Stamattina avevo un
appuntamento con Cecilia, la mia amica di pancia, nonché mamma e casalinga a
tempo pieno. Ci siamo conosciute durante il corso di preparazione al parto. Io attendevo
Francesco e lei Federico. Eravamo un gruppo di dodici donne gravide sedute in
cerchio, ciascuna nella sua sedia scomoda con i piedi gonfi e la schiena a
pezzi. Lei era la mia vicina e mentre io pensavo a quanto fosse odiosa Jessica,
una ragazza di ventiquattro anni, alta due metri e con una pancia inesistente
nonostante fosse al settimo mese, lei trasformò i miei pensieri in parole.
“Quanto è odiosa Jasmine,
ma quanti anni ha? Dieci?” Mi sussurrò all’orecchio.
“Jasmine chi?” Risposi,
mezzo addormentata per effetto degli ormoni.
“Quella bionda atteggiata
senza pancia, il suo povero bambino starà morendo di fame. Sempre che sia
davvero incinta. Tu che stai studiando psicologia, non è che ha una gravidanza
isterica?”
“Si chiama Jessica, che
nome da sfigata”.
“Tu mi piaci”.
“Anche tu, ma com’è che
ti chiami?”
Da quel giorno non ci
siamo più separate: sono trascorsi quasi dodici anni. Purtroppo non ci siamo
potute separare neanche da Jessica, che intanto si è rifatta seno e labbra.
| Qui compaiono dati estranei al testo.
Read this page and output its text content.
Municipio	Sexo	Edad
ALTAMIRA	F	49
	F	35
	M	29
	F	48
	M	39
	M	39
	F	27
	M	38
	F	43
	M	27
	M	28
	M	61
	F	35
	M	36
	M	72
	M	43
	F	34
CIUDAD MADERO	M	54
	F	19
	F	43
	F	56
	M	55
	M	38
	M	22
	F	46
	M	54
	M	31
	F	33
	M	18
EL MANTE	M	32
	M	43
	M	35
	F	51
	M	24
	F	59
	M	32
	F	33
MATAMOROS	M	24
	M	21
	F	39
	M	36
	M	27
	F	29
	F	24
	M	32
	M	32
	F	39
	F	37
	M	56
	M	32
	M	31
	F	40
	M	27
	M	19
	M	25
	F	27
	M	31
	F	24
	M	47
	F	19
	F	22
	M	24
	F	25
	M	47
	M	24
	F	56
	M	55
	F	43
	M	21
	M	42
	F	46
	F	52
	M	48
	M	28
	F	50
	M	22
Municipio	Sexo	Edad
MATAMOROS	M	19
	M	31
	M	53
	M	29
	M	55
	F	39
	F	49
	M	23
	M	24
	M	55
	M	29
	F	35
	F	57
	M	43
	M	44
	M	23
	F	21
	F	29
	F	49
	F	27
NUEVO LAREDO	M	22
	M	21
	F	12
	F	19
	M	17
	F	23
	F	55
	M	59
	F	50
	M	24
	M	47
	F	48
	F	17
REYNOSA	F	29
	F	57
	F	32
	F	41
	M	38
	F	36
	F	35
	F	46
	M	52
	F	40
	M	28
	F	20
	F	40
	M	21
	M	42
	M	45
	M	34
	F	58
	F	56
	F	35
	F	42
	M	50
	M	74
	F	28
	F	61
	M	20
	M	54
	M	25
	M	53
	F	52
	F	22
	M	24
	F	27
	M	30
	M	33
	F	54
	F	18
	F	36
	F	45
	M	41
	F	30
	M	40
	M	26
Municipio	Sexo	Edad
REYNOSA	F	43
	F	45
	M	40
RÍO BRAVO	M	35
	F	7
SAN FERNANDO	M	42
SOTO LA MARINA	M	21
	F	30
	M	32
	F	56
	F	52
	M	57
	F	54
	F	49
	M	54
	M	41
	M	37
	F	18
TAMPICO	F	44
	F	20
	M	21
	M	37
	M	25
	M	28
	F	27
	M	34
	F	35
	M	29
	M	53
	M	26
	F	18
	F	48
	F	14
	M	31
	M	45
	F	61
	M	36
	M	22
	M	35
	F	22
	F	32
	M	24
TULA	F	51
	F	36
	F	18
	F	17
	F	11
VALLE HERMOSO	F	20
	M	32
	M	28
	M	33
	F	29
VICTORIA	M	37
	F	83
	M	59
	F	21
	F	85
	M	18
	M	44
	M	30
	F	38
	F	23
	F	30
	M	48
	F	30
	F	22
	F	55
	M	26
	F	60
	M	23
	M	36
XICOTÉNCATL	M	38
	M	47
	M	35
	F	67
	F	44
Quasi fossimo cadute vittime di un crudele incantesimo, la incontriamo ovunque
e la cosa peggiore è che i nostri figli sono nella stessa classe fin dalla
Scuola dell’Infanzia.
Parlare con Cecilia mi
alleggerisce il cuore e mi fa stare sempre meglio. Sa quando ho bisogno di
ridere, quando di silenzio e quando solo di un abbraccio.
Dinanzi ad un cappuccino
alla soia ed una pasta vegana, le ho raccontato della partenza di Jacopo e lei,
con la sua proverbiale delicatezza, mi ha detto che di certo vuole lasciarmi, e
che dovrei essere contenta di potermi liberare di Brontolo, soprannome con cui
lo chiama da sempre. Forse ha ragione. Forse una separazione potrebbe non essere
la cosa peggiore, ma una possibilità per entrambi di rincominciare ad essere
felici. Forse.
Lui si trova a Bologna da
tre giorni: ha chiamato tutte le sere per poter parlare con Francesco e
Valentina, non ha mai chiesto nulla che avesse a che vedere con me.